Unlike information gathered on a national level in India, ALS data from Himachal Pradesh, a mountainous state in Northern India, is scarce. Himachal Pradesh, located in the Western Himalayas, is one of India’s least urbanized states, with a predominantly agricultural economy.
Researchers aimed to assess the clinical profile of people with ALS living here and enrolled a total of 32 patients, who were followed-up after one year in a tertiary care center.
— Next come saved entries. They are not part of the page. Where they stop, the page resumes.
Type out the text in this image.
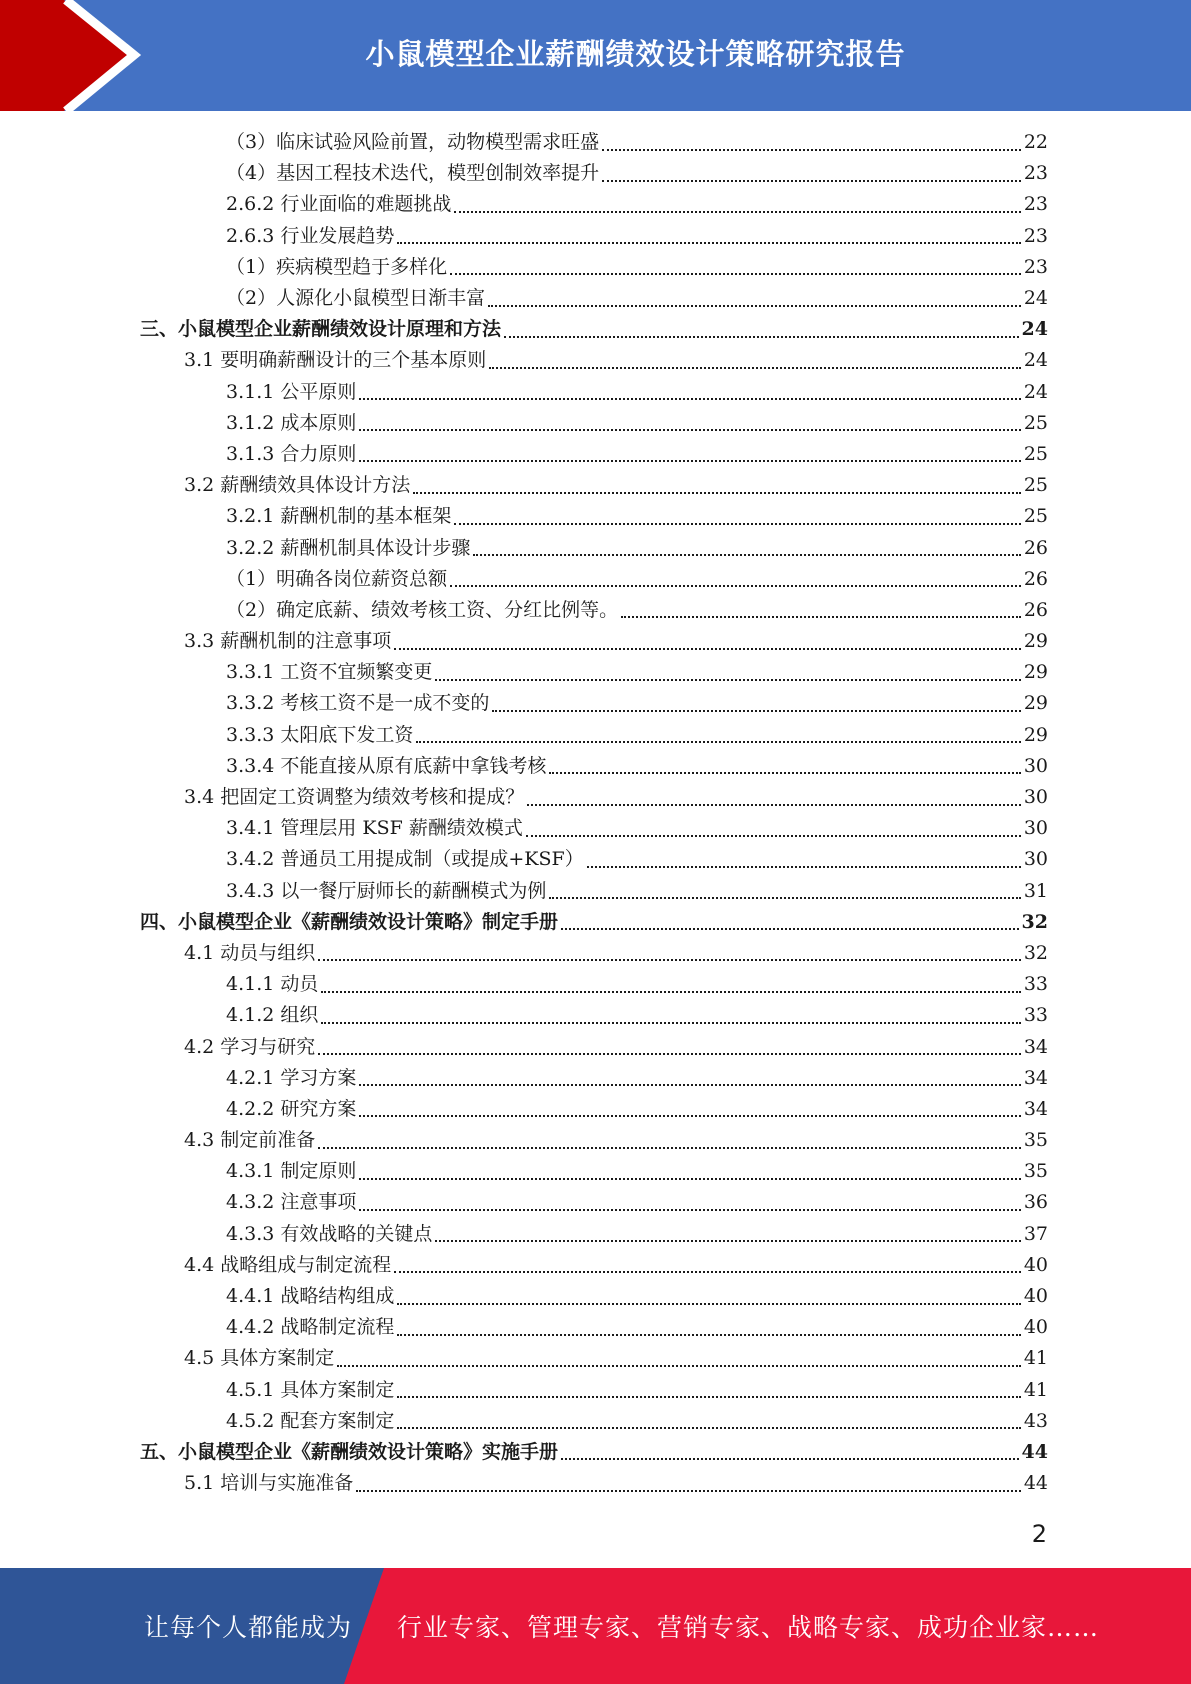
小鼠模型企业薪酬绩效设计策略研究报告
（3）临床试验风险前置，动物模型需求旺盛	22
（4）基因工程技术迭代，模型创制效率提升	23
2.6.2 行业面临的难题挑战	23
2.6.3 行业发展趋势	23
（1）疾病模型趋于多样化	23
（2）人源化小鼠模型日渐丰富	24
三、小鼠模型企业薪酬绩效设计原理和方法	24
3.1 要明确薪酬设计的三个基本原则	24
3.1.1 公平原则	24
3.1.2 成本原则	25
3.1.3 合力原则	25
3.2 薪酬绩效具体设计方法	25
3.2.1 薪酬机制的基本框架	25
3.2.2 薪酬机制具体设计步骤	26
（1）明确各岗位薪资总额	26
（2）确定底薪、绩效考核工资、分红比例等。	26
3.3 薪酬机制的注意事项	29
3.3.1 工资不宜频繁变更	29
3.3.2 考核工资不是一成不变的	29
3.3.3 太阳底下发工资	29
3.3.4 不能直接从原有底薪中拿钱考核	30
3.4 把固定工资调整为绩效考核和提成？	30
3.4.1 管理层用 KSF 薪酬绩效模式	30
3.4.2 普通员工用提成制（或提成+KSF）	30
3.4.3 以一餐厅厨师长的薪酬模式为例	31
四、小鼠模型企业《薪酬绩效设计策略》制定手册	32
4.1 动员与组织	32
4.1.1 动员	33
4.1.2 组织	33
4.2 学习与研究	34
4.2.1 学习方案	34
4.2.2 研究方案	34
4.3 制定前准备	35
4.3.1 制定原则	35
4.3.2 注意事项	36
4.3.3 有效战略的关键点	37
4.4 战略组成与制定流程	40
4.4.1 战略结构组成	40
4.4.2 战略制定流程	40
4.5 具体方案制定	41
4.5.1 具体方案制定	41
4.5.2 配套方案制定	43
五、小鼠模型企业《薪酬绩效设计策略》实施手册	44
5.1 培训与实施准备	44
2
让每个人都能成为 行业专家、管理专家、营销专家、战略专家、成功企业家……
The team collected data regarding risk factors, demographic profile, medical history, results of neurological exams, and treatment regimens. All patients underwent electromyography — measures of the electrical activity of the muscle — nerve conduction, and magnetic resonance imaging (MRI) assessments.
The patients’ mean age was 53. Most patients with bulbar-onset (the first symptoms in speech or swallowing) or limb-onset (arms or legs) were aged 40-49.
This matches data from other studies in India and contrasts with results from research in Western populations, which showed an older age of ALS onset, the researchers said.
The male to female ratio was 1.46 — 19 men and 13 women. Compared to previous data from India, this finding shows that the predominance of ALS in men is less significant in Himachal Pradesh.
Limb-onset was observed in 23 patients (72%) and bulbar-onset in nine subjects (28%), and was found to be more common in women and patients older than 60.
The mean duration of illness was approximately 19 months and symptoms lasted between four and 120 months. This result was higher than that reported in studies with Western patients, the authors noted. Definite ALS was found in 13 patients; 11 had probable ALS; and eight showed possible ALS.
A subsequent analysis did not reveal any association between ALS outcome and potential risk factors, including history of trauma with hospitalization, family history of ALS, experiencing electric shocks, tobacco smoking, living in a rural area or farm work for more than one year, possible exposure to lead, and prior use of pesticides or herbicides. Also, no familial association was observed.
The most frequent site of muscle weakness was in the upper limbs. All patients started receiving Rilutek (riluzole, by Sanofi). The patients’ mean score in the ALS functional rating scale (ALSFRS) worsened from 35.7 to 32.9 at nine months of follow-up.
Five patients died after one year, four with limb-onset and one with bulbar-onset. Mean survival in these patients was 25 months.
“As per previous reports from India, when compared to Western population, [the] present study supports the fact of the younger age of onset and longer duration of symptoms and slow course of disease in Indian patients,” the scientists wrote.
The small number of analyzed patients and the short duration of follow-up were limitations of the study, they added.